According to data from the private label manufacturing sourcing platform Thomasnet.com, the popularity of store brands remains strong despite the recovered economy as illustrate through an uptick in sourcing for private label manufacturing and packaging. Specifically, the company saw sourcing for private label manufacturing climb 25% in August compared to its all-time average. Likewise, private label packaging surged 48% in August compared to the prior month and had 38% more evaluation than average in the last week of August.
In this episode of FoodNavigator-USA’s Soup-To-Nuts podcast, Tony Uphoff, CEO of Thomasnet.com, explains what is behind the strong, sustained growth of private label, as well as how the trend is impacting retailers, national brand manufacturers and startups.
5 factors behind private label’s sustained growth
He explained that there are five main drivers behind the strong and sustained growth of private label or store brand since the recession ended.
The first is the consumer’s increased comfort with store brands and the erosion of the idea that private label products are a lower quality than their national brand counterparts. Hand in hand with this is the second, which is an increase quality and level of innovation from retailers regarding their brands.
The third is the consumer awakening to value and cost-efficiencies that arose during the recession but has been difficult to shake, despite and improved economy. As the fourth driver, the Internet has helped keep cost front and center by creating an easy way for consumers to price-compare products before they buy.
Finally, retailers also have expanded the choice of private label offerings, making them easier to select because they are more prevalent. And finally, the
Private label is earning more shelf space
In response to these drivers, Uphoff says retailers are shifting the balance on their store shelves of the goods they make themselves vs those from other branded manufacturers.
Traditionally, retailers would only give 25-30% of shelf space to their private labeled products, but Uphoff notes as consumer comfort with private label increases, so too is the amount of space retailers give their own products. For example, he noted that 80% of the products Trader Joe’s sells are sourced directly from suppliers and privately labeled. In addition, industry newcomer Brandless, which launched in the summer, sells only private label products and markets them based solely on their product description, such as peanut butter or dark roast coffee.
One of the tradeoffs with reducing the percentage of national brands on store shelves is the need for retailers to reassure consumers about quality of their offerings by enhancing the visibility of their own brand – either on shelf or as a whole shopping experience.
It goes without saying that this shift is causing some consternation among nationally branded manufacturers, but according to Uphoff it is also creating new opportunities as companies look for new ways to reach consumers.
Primarily, he said, brands increasingly are selling direct to consumers online. But they also are redefining how they market to consumers with large corporations buying subscription services or other platforms that help them reach consumers on an ongoing basis.

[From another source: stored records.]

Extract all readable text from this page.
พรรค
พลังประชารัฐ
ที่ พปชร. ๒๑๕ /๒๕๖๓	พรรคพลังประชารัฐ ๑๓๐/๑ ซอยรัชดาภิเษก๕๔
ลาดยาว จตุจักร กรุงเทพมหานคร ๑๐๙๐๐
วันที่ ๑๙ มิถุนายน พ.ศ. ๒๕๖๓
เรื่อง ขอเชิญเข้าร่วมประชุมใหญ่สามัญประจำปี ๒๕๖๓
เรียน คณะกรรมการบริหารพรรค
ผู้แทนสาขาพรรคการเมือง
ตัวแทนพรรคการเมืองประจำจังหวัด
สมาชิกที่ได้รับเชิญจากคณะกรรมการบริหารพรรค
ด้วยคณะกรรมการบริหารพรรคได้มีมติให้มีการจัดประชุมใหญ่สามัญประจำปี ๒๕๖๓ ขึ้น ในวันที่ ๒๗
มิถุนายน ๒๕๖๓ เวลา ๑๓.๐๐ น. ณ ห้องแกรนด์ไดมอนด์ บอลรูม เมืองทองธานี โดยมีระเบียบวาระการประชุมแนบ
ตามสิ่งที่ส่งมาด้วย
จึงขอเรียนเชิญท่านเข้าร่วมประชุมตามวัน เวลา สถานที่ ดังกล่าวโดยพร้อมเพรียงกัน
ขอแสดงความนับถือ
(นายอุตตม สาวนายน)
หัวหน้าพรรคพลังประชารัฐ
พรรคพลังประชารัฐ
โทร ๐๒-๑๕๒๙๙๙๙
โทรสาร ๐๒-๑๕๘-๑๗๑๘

Another example of how manufacturers are going around the competition – not just from retailers but from other national brands as well – is the Amazon dash button, which is a physical branded button that consumers have in their homes, cars or offices and they tap it when they need the specific product. It is then added to their Amazon cart without consumers ever having to shift through the various competing products in the same category.
New opportunities for startups
Uphoff also says consumers increasing comfort with private label or store brands also is creating increased opportunities for startups or lesser known brands because consumers are more willing to take a chance on a product they maybe previously had not heard about.
For example, he points to the fast rise of handcrafted, small batch distilled spirits.
“These companies again appear to have almost come out of nowhere and they didn’t have major distribution or major funding behind them, and they have gotten a toe hold in the marketplace,” in part because they are tapping into multiple trends, such as small batch, hand crafted and local, he said.
With that in mind, Uphoff added that the direct-to-consumer model and ecommerce have lowered the barriers for entry for smaller and lesser known brands.
“It used to be that if you couldn’t get distribution you would just be stymied because you couldn’t get into one of the big retailers. Now, you can go direct to consumer and build awareness and the retailer would end up having to carry it over time. I don’t see any of those dynamics that we just described decreasing,” he said.
How to make it in the new world
To succeed in this new paradigm, Uphoff advises manufacturers to focus on consumer demand and use the Internet fully as both a vehicle for advertising and direct distribution.
“On the retail side of things, the opportunity is similar, I think, for the retailer to focus on the consumer experience,” including what makes the company unique and pleasurable to visit, he said. “Price and availability as a retailer doesn’t mean anything anymore. That used to be the value proposition,” but now consumers also are looking for an experience.